Portugal trabalha mais, recebe o mesmo, e vínculos continuam precários
Há quatro anos, no final do programa de ajustamento da troika, mais de três terços dos trabalhadores com vínculos temporários em Portugal esperavam ainda por contratos mais seguros. Em 2018, a recuperação económica entrou "em terreno sólido", mas o cenário de precariedade não se alterou. Não só os jovens, mas uma parte significativa dos trabalhadores mais velhos, enfrentam condições piores - sobretudo nos salários - em função dos vínculos mais ténues que se instalaram no país.
O retrato é traçado pela Organização Internacional do Trabalho (OIT), no primeiro relatório que produz sobre o mercado laboral desde 2013: "Trabalho Digno em Portugal 2008-2018: da crise à recuperação", apresentado esta terça-feira, com o ministro do Trabalho e da Segurança Social, Vieira da Silva. A OIT admite que houve algumas medidas positivas para mitigar a precarização por comparação com os anos em que o país era "o campeão europeu" das renovações a prazo. Mas o que foi feito ainda não chega.
"A segmentação do mercado de trabalho é generalizada, com largos números de empregos temporários. Empregos estáveis e seguros encontram-se particularmente racionados nos grupos jovens, apesar das suas crescentes habilitações", afirma o documento da organização.
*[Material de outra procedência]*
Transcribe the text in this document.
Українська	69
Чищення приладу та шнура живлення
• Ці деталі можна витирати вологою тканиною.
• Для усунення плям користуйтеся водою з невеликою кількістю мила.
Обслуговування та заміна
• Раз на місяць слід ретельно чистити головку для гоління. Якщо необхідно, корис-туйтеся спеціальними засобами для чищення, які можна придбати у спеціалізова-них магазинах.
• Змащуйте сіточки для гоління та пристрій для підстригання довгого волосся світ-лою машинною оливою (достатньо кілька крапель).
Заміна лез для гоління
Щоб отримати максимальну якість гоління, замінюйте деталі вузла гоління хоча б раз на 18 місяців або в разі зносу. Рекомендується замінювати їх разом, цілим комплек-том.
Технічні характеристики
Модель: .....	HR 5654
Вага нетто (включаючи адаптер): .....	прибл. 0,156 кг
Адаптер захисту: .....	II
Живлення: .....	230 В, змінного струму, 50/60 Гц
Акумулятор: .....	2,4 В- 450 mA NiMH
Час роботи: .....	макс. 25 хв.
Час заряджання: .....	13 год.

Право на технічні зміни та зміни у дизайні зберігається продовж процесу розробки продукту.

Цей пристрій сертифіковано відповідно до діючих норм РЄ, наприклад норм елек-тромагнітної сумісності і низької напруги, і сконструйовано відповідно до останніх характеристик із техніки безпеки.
Entre as gerações mais jovens, a taxa de emprego temporário atinge 59%. Mas também entre os trabalhadores com idades compreendidas entre os 25 e os 55 anos se mantém elevada, sendo de 16% no ano passado, cita o relatório.
Até 2014, Portugal era o quarto colocado europeu na lista de países com uma maior percentagem de contratados a prazo que gostariam de ter outro vínculo - mais de 75%, apenas atrás de Chipre, Espanha e Grécia.
O documento da OIT sublinha também as conclusões do inquérito Eurofound Working Conditions Survey, segundo o qual os contratados a prazo enfrentam piores condições de trabalho de uma forma geral, seja nos salários, na qualidade das instalações onde trabalham, ou perspetivas. "A maior diferença está nos rendimentos, com os trabalhadores que têm contratos regulares a receberem em média 37% mais do que os que têm contratos a prazo".
A segunda grande diferença está nas perspetivas de progressão, que são menores, ao contrário das de despedimento. Estes trabalhadores gozam também de menos autonomia, e de menos oportunidades de formação. Com a proporção de trabalho temporário "a manter-se significativa", as baixas oportunidades para enriquecer competências "correm o risco de traduzir-se em mais baixa produtividade e competitividade, afetando a produtividade geral do país", alerta a organização.
Mas, mesmo com vínculos laborais que permanecem fracos, o país trabalha cada vez mais horas. Entre 2009 e 2016, os portugueses acrescentaram em média mais uma hora à semana de trabalho, numa situação que afeta sobretudos as mulheres, nota a OIT. Há também mais quem faça horas extra. Mas, apesar da pressão do aumento de horas trabalhadas, os salários não sobem.
"Os salários têm-se mantido praticamente estagnados em termos reais e são agora baixos por comparação com as médias da UE, apesar de subidas consistentes do salário mínimo terem contribuído para um ligeiro declínio da desigualdade", descreve o relatório. Na receita da OIT para potenciar salários e estabilidade no emprego, a organização recomenda manter o foco na negociação coletiva e no diálogo com os parceiros sociais. Mas sugere também que é necessário mais investimento - privado e público.
A organização nota um aumento do crédito às empresas no ano passado - pela primeira vez desde 2011 - mas diz que "a maior parte das empresas parece hesitante em pedir emprestado para investir".
Já no Estado, "mantém-se alguma necessidade de prudência fiscal", mas "a curto prazo deve ser explorado qualquer espaço para expansão fiscal".
"As tentativas para reduzir a dívida externa não devem comprometer o investimento público, cuja taxa foi de 1,8% do PIB em 2017 - um nível historicamente baixo. A despesa pública em investimento pode atrair investimento privado produtivo".